Recent research shows that prevalence of vaccine-type HPV has significantly decreased among women 18-59 years of age from 2009-2010 and 2013-2014. Since HPV cancers take more than a decade to develop and the vaccine has only been around for a decade, it’s going to take a few more years to prove to the naysayers that the HPV vaccine is effective. So sit tight.

5. You are not encouraging ‘promiscuity’ just by getting your kid vaccinated for HPV.

One of the biggest arguments I hear from parents is that the HPV vaccination is basically a free pass to have sex indiscriminately. False, false, false. The HPV vaccine prevents the spread of HPV and, if given early, your teen will have the benefit of building up antibodies to HPV. It’s up to you to have a regular dialogue with your teen about sex.

6. Boys should get the HPV vaccine, too.

Statistics show that about 8 or 9 out of 10 sexually active adults will have at least one type of HPV in their lifetime. Cervical cancer is linked to HPV, but cancers of the anus, penis, mouth and throat affect men, too. The HPV vaccine helps limit the spread of HPV and protects against HPV linked cancers and genital warts.

7. Real talk: the HPV vaccine could save your child’s life.

There are so many factors that are out of a parent’s control but protecting your child against cancers caused by HPV is easy. I don’t know a single parent who wouldn’t want to spare their child the agony of anal or cervical cancer. Seriously. And by vaccinating your kid, you are also protecting other children from HPV linked cancers. I, for one, am grateful to any parent who is willing to help keep my child safe.

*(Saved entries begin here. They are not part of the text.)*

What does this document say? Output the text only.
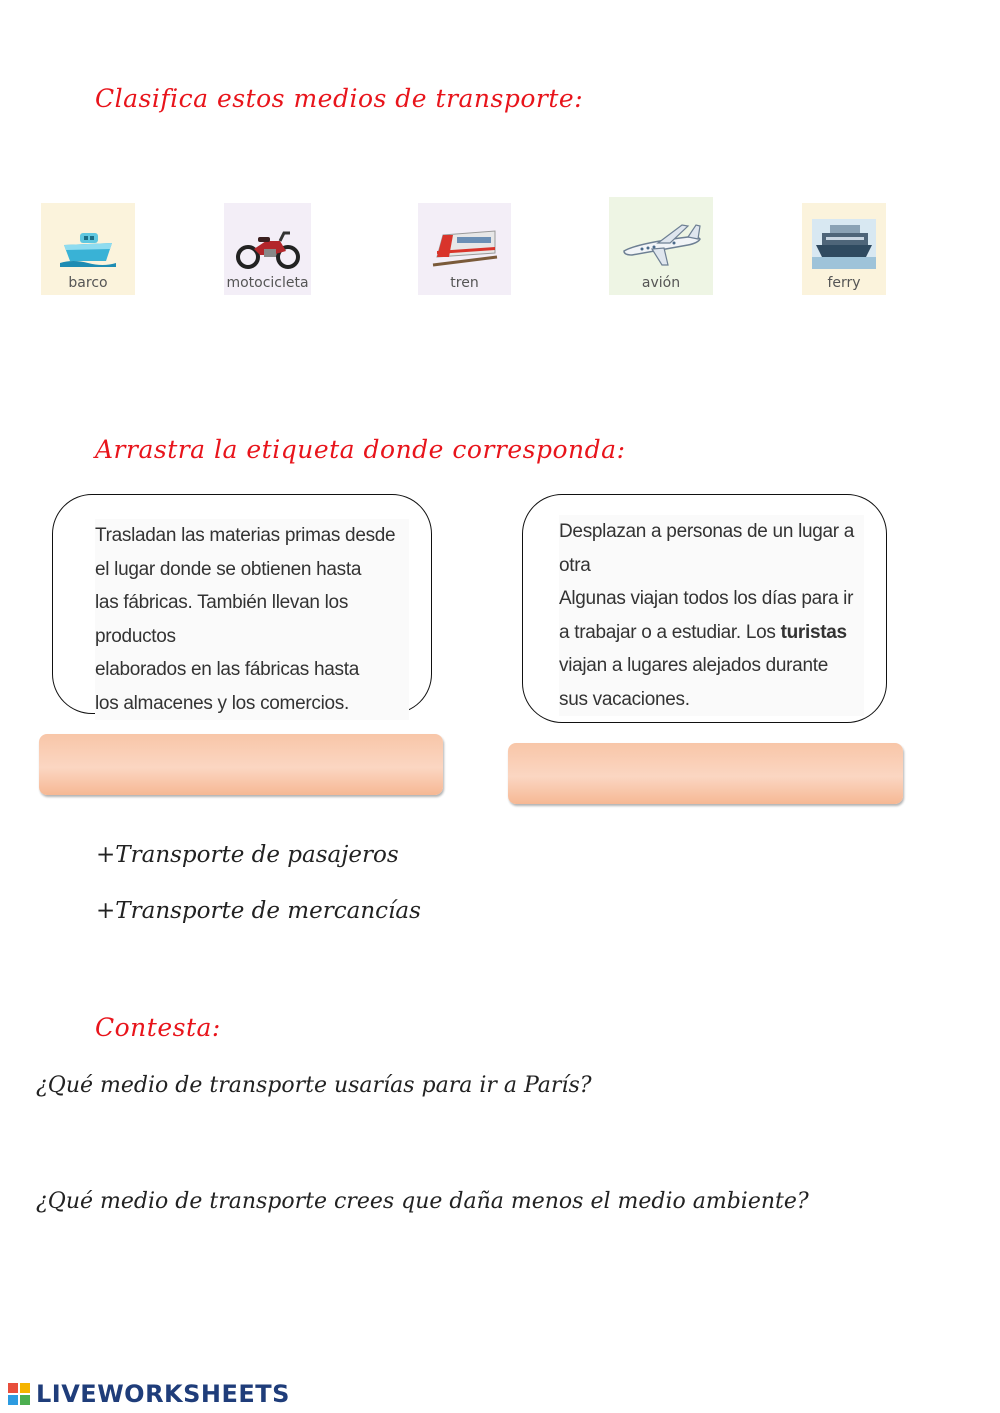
Clasifica estos medios de transporte:
barco	motocicleta	tren	avión	ferry
Arrastra la etiqueta donde corresponda:
Trasladan las materias primas desde
el lugar donde se obtienen hasta
las fábricas. También llevan los productos
elaborados en las fábricas hasta
los almacenes y los comercios.
Desplazan a personas de un lugar a otra
Algunas viajan todos los días para ir
a trabajar o a estudiar. Los turistas
viajan a lugares alejados durante
sus vacaciones.
+Transporte de pasajeros
+Transporte de mercancías
Contesta:
¿Qué medio de transporte usarías para ir a París?
¿Qué medio de transporte crees que daña menos el medio ambiente?
LIVEWORKSHEETS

HPV vaccine is safe, effective and necessary. And, considering the numbers of HPV-related cancers are decreasing significantly as the years go, getting your child vaccinated should be a no-brainer. If the trends continue, and the number of vaccinated kids continues to rise, we have the chance to eradicate HPV related cancers or, at the very least, make a dent in the number of people who suffer from the cancers caused by HPV.